En l’espèce, il résulte de la déclaration d’accident versée au débat que M. [C] [J] aurait échangé des insultes avec d’autres collègues. Selon la responsable hiérarchique, le salarié ne semblait souffrir aucunement à la suite de cette altercation. Un certificat du 12 juin 2018 fait état par la suite d’un trouble anxieux post-traumatique.
La [7] ne produit aucun document permettant d’établir un lien entre le certificat du 12 juin 2018 et un fait accidentel soudain identifié.
En conséquence, en l’état de cette carence, la [7] qui ne rapporte pas la preuve que l’accident s’est produit au temps et au lieu du travail, n’était pas fondée à retenir la présomption d’imputabilité.

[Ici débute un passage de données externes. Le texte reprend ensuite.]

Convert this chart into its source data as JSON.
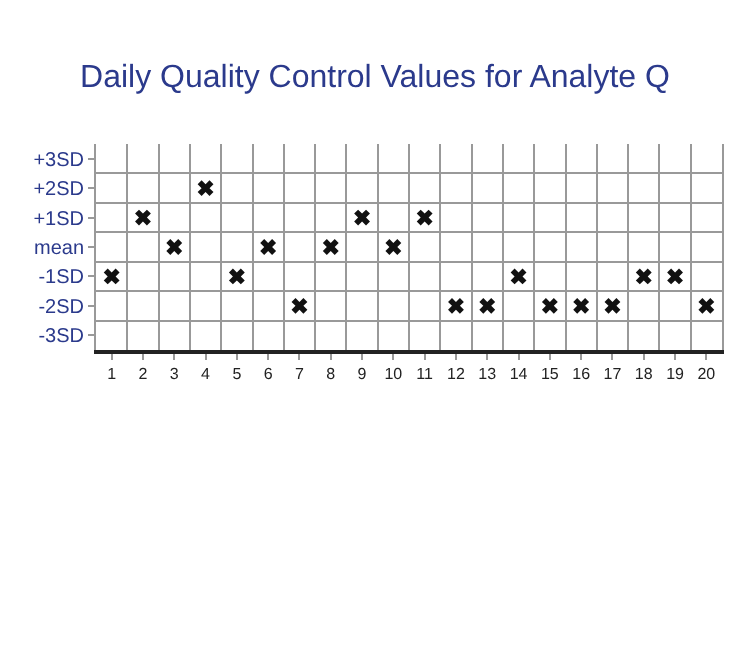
{
  "chart_data": {
    "type": "scatter",
    "title": "Daily Quality Control Values for Analyte Q",
    "x": [
      1,
      2,
      3,
      4,
      5,
      6,
      7,
      8,
      9,
      10,
      11,
      12,
      13,
      14,
      15,
      16,
      17,
      18,
      19,
      20
    ],
    "values": [
      -1,
      1,
      0,
      2,
      -1,
      0,
      -2,
      0,
      1,
      0,
      1,
      -2,
      -2,
      -1,
      -2,
      -2,
      -2,
      -1,
      -1,
      -2
    ],
    "color": "#111111",
    "marker": "cross",
    "grid": true,
    "xlim": [
      0.5,
      20.5
    ],
    "xticks": [
      1,
      2,
      3,
      4,
      5,
      6,
      7,
      8,
      9,
      10,
      11,
      12,
      13,
      14,
      15,
      16,
      17,
      18,
      19,
      20
    ],
    "ylim": [
      -3.5,
      3.5
    ],
    "yticks": [
      {
        "value": 3,
        "label": "+3SD"
      },
      {
        "value": 2,
        "label": "+2SD"
      },
      {
        "value": 1,
        "label": "+1SD"
      },
      {
        "value": 0,
        "label": "mean"
      },
      {
        "value": -1,
        "label": "-1SD"
      },
      {
        "value": -2,
        "label": "-2SD"
      },
      {
        "value": -3,
        "label": "-3SD"
      }
    ]
  }
}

En vertu de l’article 696 du Code de procédure civile, la [7], qui succombe en ses prétentions, sera condamnée aux dépens.
PAR CES MOTIFS
Le tribunal, statuant par jugement réputé contradictoire et rendu en premier ressort,
DÉCLARE le recours de la société [10] bien-fondé ;
FAIT DROIT au recours de la société [10] tendant à l’inopposabilité de la décision de reconnaissance du caractère professionnel de l’accident du travail dont a été victime M. [C] [J] le 12 juin 2018 ;
DÉCLARE inopposable à la société [10] la décision de prise en charge au titre de la législation professionnelle par la [7] de l’accident de M. [C] [J] survenu le 12 juin 2018 ;
CONDAMNE la [7] aux dépens de l’instance ;
DIT que tout appel de la présente décision doit être formé dans le délai d’un mois à compter de la réception de sa notification en application de l’article 538 du Code de procédure civile.